Ainsi le pareil existe… il est chez lui ?

— Qu’importe !.. Quand je me vendrais comme esclave, cela ne paierait pas un trésor semblable. Quand je travaillerais toute ma vie, je ne pourrais pas acquitter une telle dette… Vous voyez donc bien que je n’ai qu’à mourir ; qu’il n’y a ni ressource ni espoir, et que vous-même, vous, ma providence, vous, mon bon ange, vous qui pouvez tout, vous ne pouvez pas me tirer de là !

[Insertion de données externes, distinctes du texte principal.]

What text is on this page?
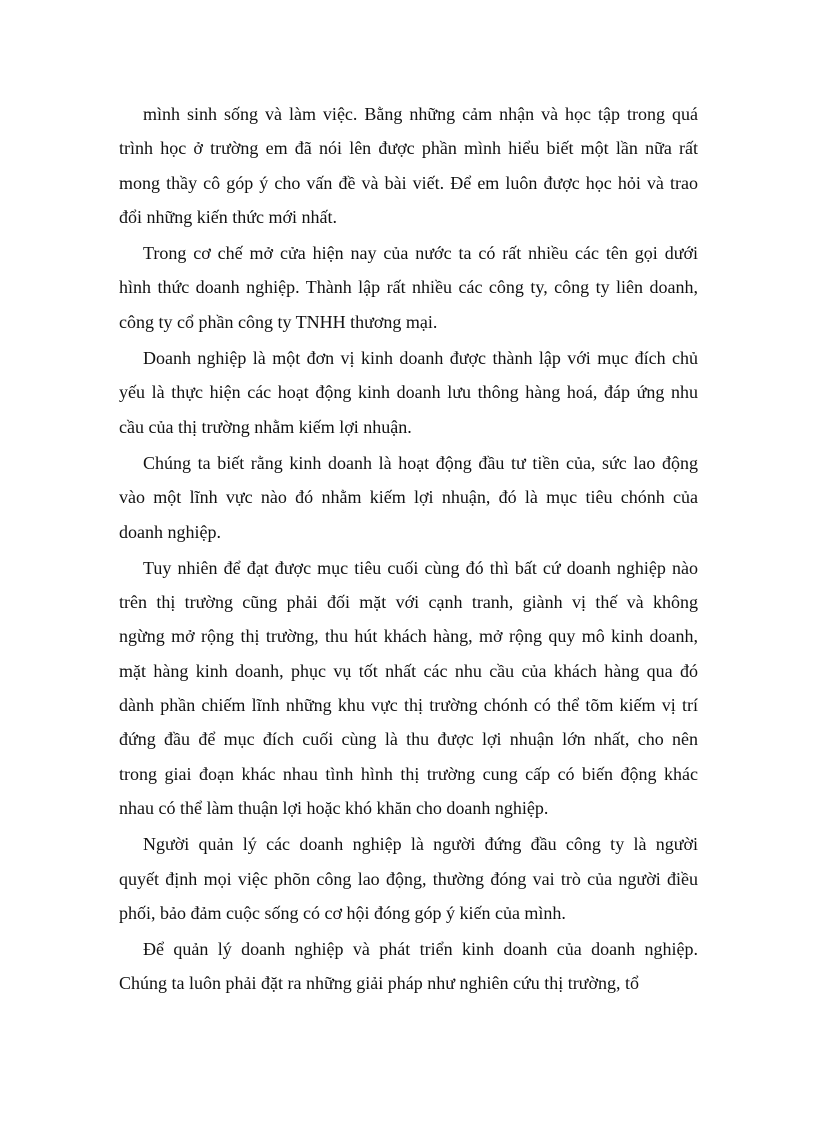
mình sinh sống và làm việc. Bằng những cảm nhận và học tập trong quá
trình học ở trường em đã nói lên được phần mình hiểu biết một lần nữa rất
mong thầy cô góp ý cho vấn đề và bài viết. Để em luôn được học hỏi và trao
đổi những kiến thức mới nhất.
Trong cơ chế mở cửa hiện nay của nước ta có rất nhiều các tên gọi dưới
hình thức doanh nghiệp. Thành lập rất nhiều các công ty, công ty liên doanh,
công ty cổ phần công ty TNHH thương mại.
Doanh nghiệp là một đơn vị kinh doanh được thành lập với mục đích chủ
yếu là thực hiện các hoạt động kinh doanh lưu thông hàng hoá, đáp ứng nhu
cầu của thị trường nhằm kiếm lợi nhuận.
Chúng ta biết rằng kinh doanh là hoạt động đầu tư tiền của, sức lao động
vào một lĩnh vực nào đó nhằm kiếm lợi nhuận, đó là mục tiêu chónh của
doanh nghiệp.
Tuy nhiên để đạt được mục tiêu cuối cùng đó thì bất cứ doanh nghiệp nào
trên thị trường cũng phải đối mặt với cạnh tranh, giành vị thế và không
ngừng mở rộng thị trường, thu hút khách hàng, mở rộng quy mô kinh doanh,
mặt hàng kinh doanh, phục vụ tốt nhất các nhu cầu của khách hàng qua đó
dành phần chiếm lĩnh những khu vực thị trường chónh có thể tõm kiếm vị trí
đứng đầu để mục đích cuối cùng là thu được lợi nhuận lớn nhất, cho nên
trong giai đoạn khác nhau tình hình thị trường cung cấp có biến động khác
nhau có thể làm thuận lợi hoặc khó khăn cho doanh nghiệp.
Người quản lý các doanh nghiệp là người đứng đầu công ty là người
quyết định mọi việc phõn công lao động, thường đóng vai trò của người điều
phối, bảo đảm cuộc sống có cơ hội đóng góp ý kiến của mình.
Để quản lý doanh nghiệp và phát triển kinh doanh của doanh nghiệp.
Chúng ta luôn phải đặt ra những giải pháp như nghiên cứu thị trường, tổ
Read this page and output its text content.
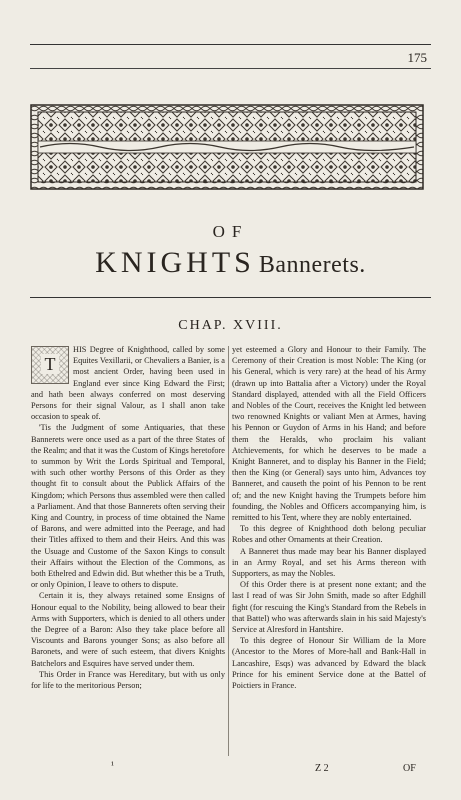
175
OF
KNIGHTS Bannerets.
CHAP. XVIII.

T
HIS Degree of Knighthood, called by some Equites Vexillarii, or Chevaliers a Banier, is a most ancient Order, having been used in England ever since King Edward the First; and hath been always conferred on most deserving Persons for their signal Valour, as I shall anon take occasion to speak of.

'Tis the Judgment of some Antiquaries, that these Bannerets were once used as a part of the three States of the Realm; and that it was the Custom of Kings heretofore to summon by Writ the Lords Spiritual and Temporal, with such other worthy Persons of this Order as they thought fit to consult about the Publick Affairs of the Kingdom; which Persons thus assembled were then called a Parliament. And that those Bannerets often serving their King and Country, in process of time obtained the Name of Barons, and were admitted into the Peerage, and had their Titles affixed to them and their Heirs. And this was the Usuage and Custome of the Saxon Kings to consult their Affairs without the Election of the Commons, as both Ethelred and Edwin did. But whether this be a Truth, or only Opinion, I leave to others to dispute.

Certain it is, they always retained some Ensigns of Honour equal to the Nobility, being allowed to bear their Arms with Supporters, which is denied to all others under the Degree of a Baron: Also they take place before all Viscounts and Barons younger Sons; as also before all Baronets, and were of such esteem, that divers Knights Batchelors and Esquires have served under them.

This Order in France was Hereditary, but with us only for life to the meritorious Person;

yet esteemed a Glory and Honour to their Family. The Ceremony of their Creation is most Noble: The King (or his General, which is very rare) at the head of his Army (drawn up into Battalia after a Victory) under the Royal Standard displayed, attended with all the Field Officers and Nobles of the Court, receives the Knight led between two renowned Knights or valiant Men at Armes, having his Pennon or Guydon of Arms in his Hand; and before them the Heralds, who proclaim his valiant Atchievements, for which he deserves to be made a Knight Banneret, and to display his Banner in the Field; then the King (or General) says unto him, Advances toy Banneret, and causeth the point of his Pennon to be rent of; and the new Knight having the Trumpets before him founding, the Nobles and Officers accompanying him, is remitted to his Tent, where they are nobly entertained.

To this degree of Knighthood doth belong peculiar Robes and other Ornaments at their Creation.

A Banneret thus made may bear his Banner displayed in an Army Royal, and set his Arms thereon with Supporters, as may the Nobles.

Of this Order there is at present none extant; and the last I read of was Sir John Smith, made so after Edghill fight (for rescuing the King's Standard from the Rebels in that Battel) who was afterwards slain in his said Majesty's Service at Alresford in Hantshire.

To this degree of Honour Sir William de la More (Ancestor to the Mores of More-hall and Bank-Hall in Lancashire, Esqs) was advanced by Edward the black Prince for his eminent Service done at the Battel of Poictiers in France.

¹	Z 2	OF
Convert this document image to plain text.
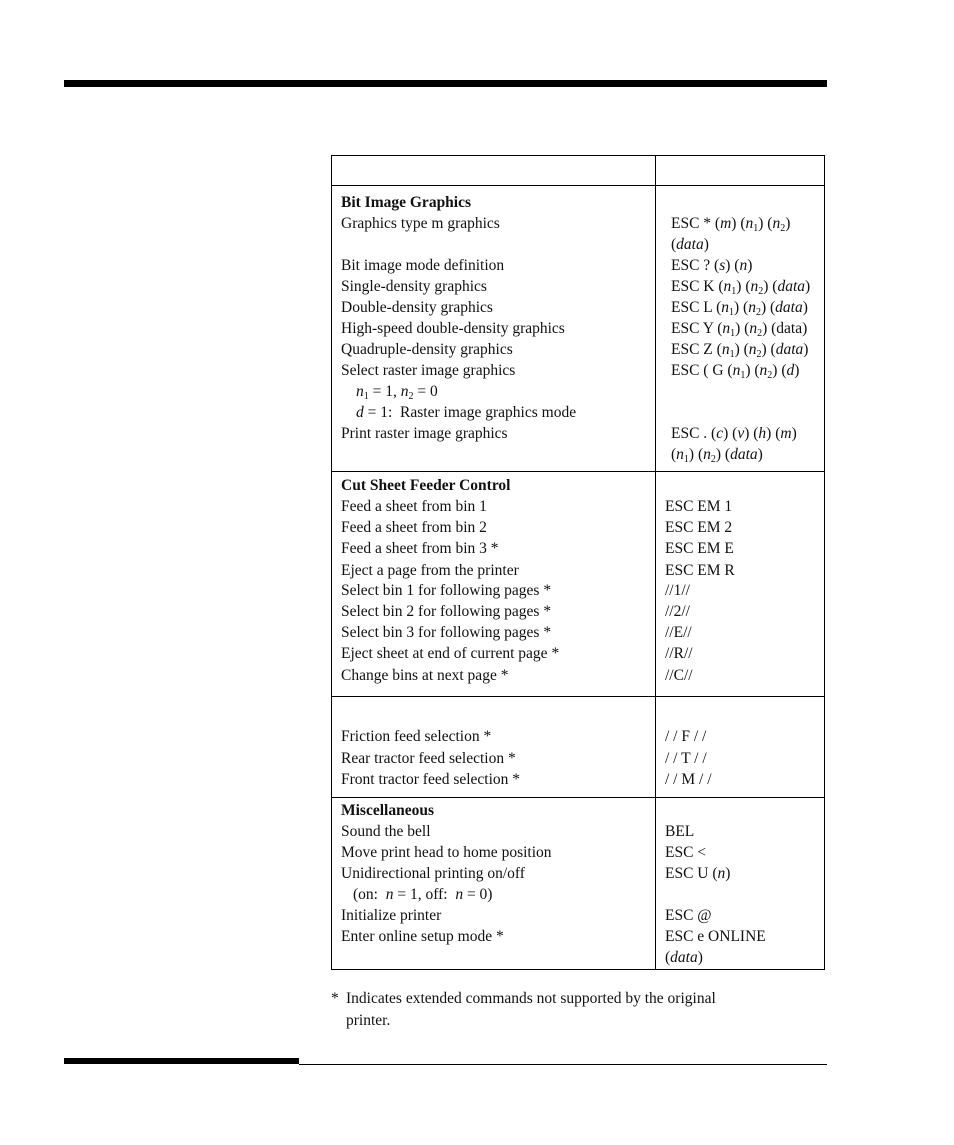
Bit Image Graphics
Graphics type m graphics	ESC * (m) $(n_1)$ $(n_2)$
(data)
Bit image mode definition	ESC ? (s) (n)
Single-density graphics	ESC K $(n_1)$ $(n_2)$ (data)
Double-density graphics	ESC L $(n_1)$ $(n_2)$ (data)
High-speed double-density graphics	ESC Y $(n_1)$ $(n_2)$ (data)
Quadruple-density graphics	ESC Z $(n_1)$ $(n_2)$ (data)
Select raster image graphics	ESC ( G $(n_1)$ $(n_2)$ (d)
$n_1 = 1$, $n_2 = 0$
d = 1:  Raster image graphics mode
Print raster image graphics	ESC . (c) (v) (h) (m)
$(n_1)$ $(n_2)$ (data)
Cut Sheet Feeder Control
Feed a sheet from bin 1	ESC EM 1
Feed a sheet from bin 2	ESC EM 2
Feed a sheet from bin 3 *	ESC EM E
Eject a page from the printer	ESC EM R
Select bin 1 for following pages *	//1//
Select bin 2 for following pages *	//2//
Select bin 3 for following pages *	//E//
Eject sheet at end of current page *	//R//
Change bins at next page *	//C//
Friction feed selection *	/ / F / /
Rear tractor feed selection *	/ / T / /
Front tractor feed selection *	/ / M / /
Miscellaneous
Sound the bell	BEL
Move print head to home position	ESC <
Unidirectional printing on/off	ESC U (n)
(on:  n = 1, off:  n = 0)
Initialize printer	ESC @
Enter online setup mode *	ESC e ONLINE
(data)
* Indicates extended commands not supported by the original
printer.
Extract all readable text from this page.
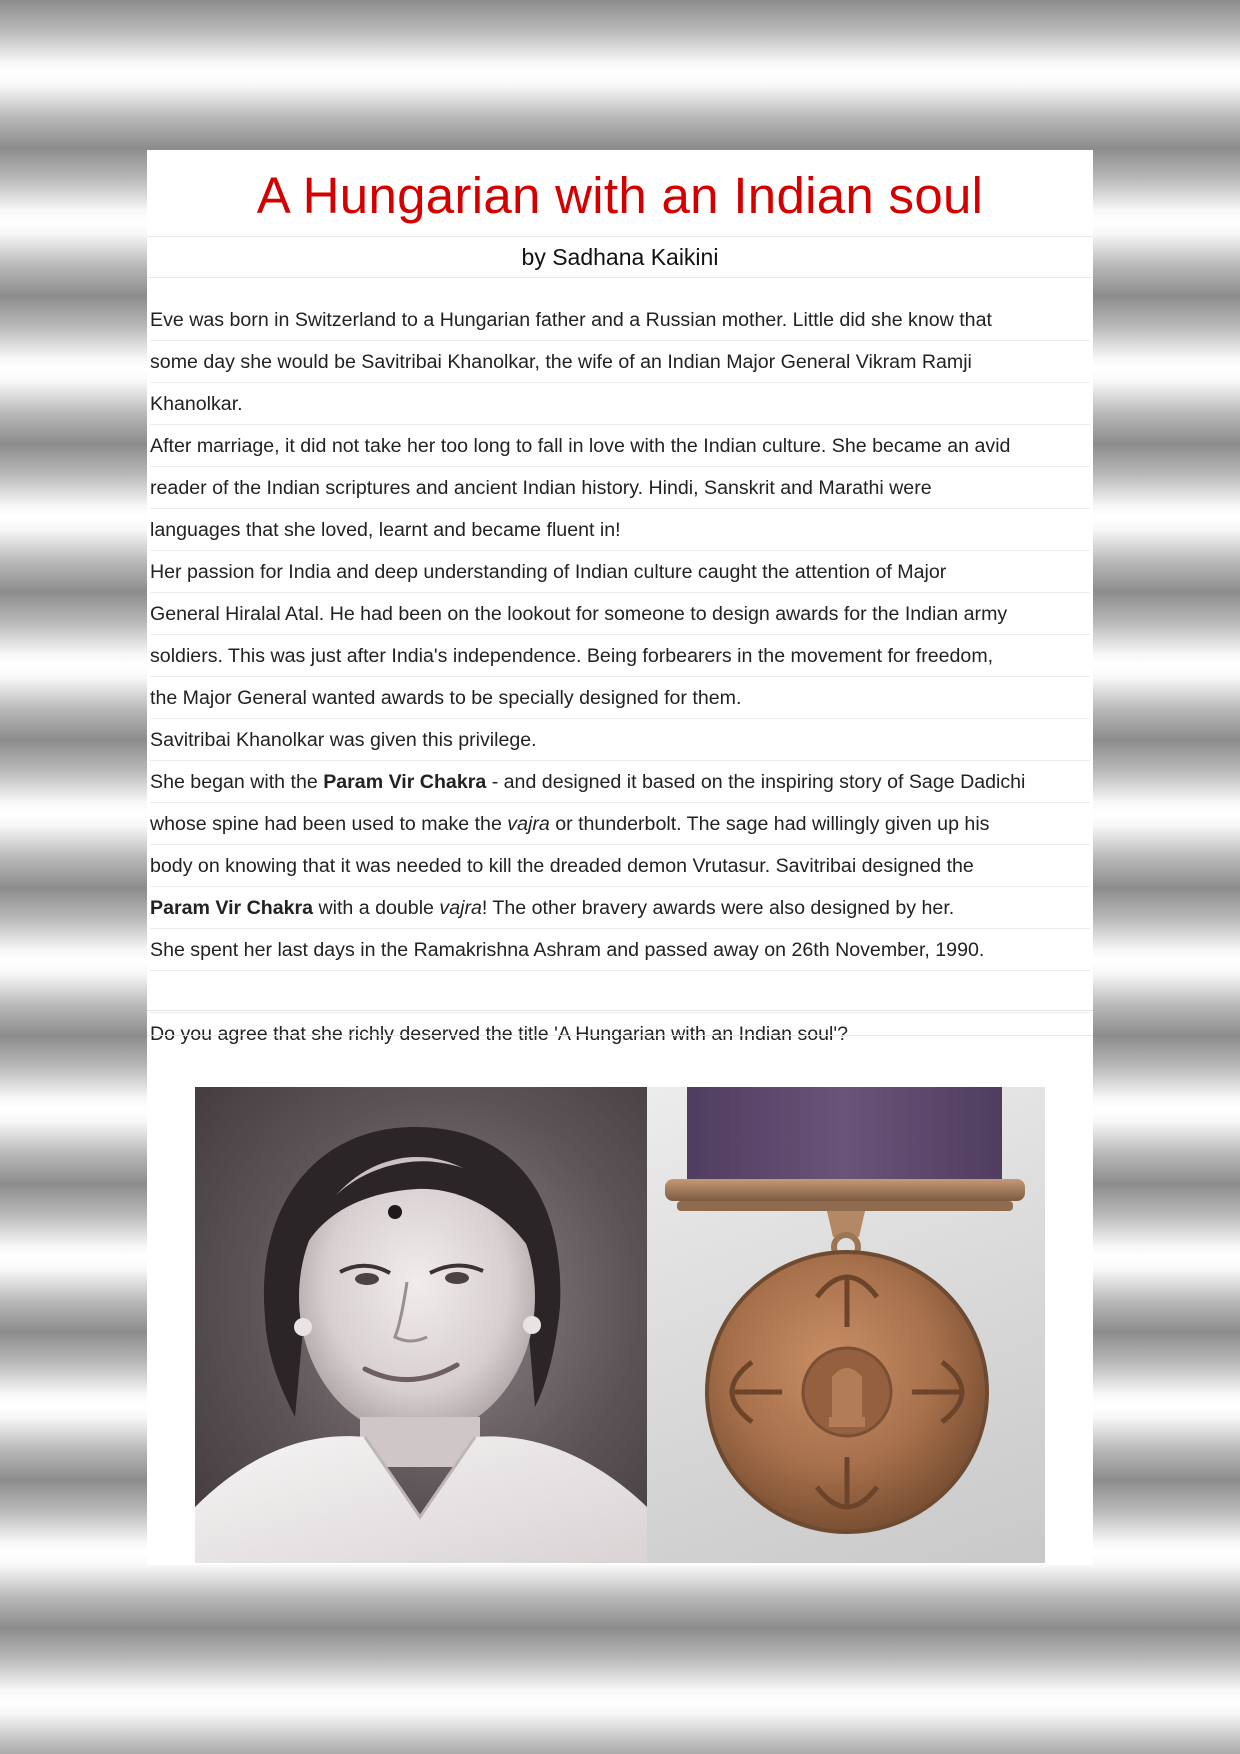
A Hungarian with an Indian soul
by Sadhana Kaikini
Eve was born in Switzerland to a Hungarian father and a Russian mother. Little did she know that
some day she would be Savitribai Khanolkar, the wife of an Indian Major General Vikram Ramji
Khanolkar.
After marriage, it did not take her too long to fall in love with the Indian culture. She became an avid
reader of the Indian scriptures and ancient Indian history. Hindi, Sanskrit and Marathi were
languages that she loved, learnt and became fluent in!
Her passion for India and deep understanding of Indian culture caught the attention of Major
General Hiralal Atal. He had been on the lookout for someone to design awards for the Indian army
soldiers. This was just after India's independence. Being forbearers in the movement for freedom,
the Major General wanted awards to be specially designed for them.
Savitribai Khanolkar was given this privilege.
She began with the Param Vir Chakra - and designed it based on the inspiring story of Sage Dadichi
whose spine had been used to make the vajra or thunderbolt. The sage had willingly given up his
body on knowing that it was needed to kill the dreaded demon Vrutasur. Savitribai designed the
Param Vir Chakra with a double vajra! The other bravery awards were also designed by her.
She spent her last days in the Ramakrishna Ashram and passed away on 26th November, 1990.
Do you agree that she richly deserved the title 'A Hungarian with an Indian soul'?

— Peut-être, dit froidement Aïxa.

Elle ouvrit un petit meuble en bois de rose, qui était à côté de son lit, en tira cinq rouleaux qu’elle mit dans une bourse, et dit à Piquillo en souriant :

— Avant que monseigneur n’ait découvert la catastrophe, cours chez ce marchand, et remplace le vase.

Il y a là cinq cents ducats.

Piquillo, la bouche et les yeux ouverts, la contemplait sans rien dire ; il ne pouvait croire à ce qu’il entendait ni même à ce qu’il voyait, à cette bourse qu’il tenait entre les mains et dont le poids cependant n’était point chimérique.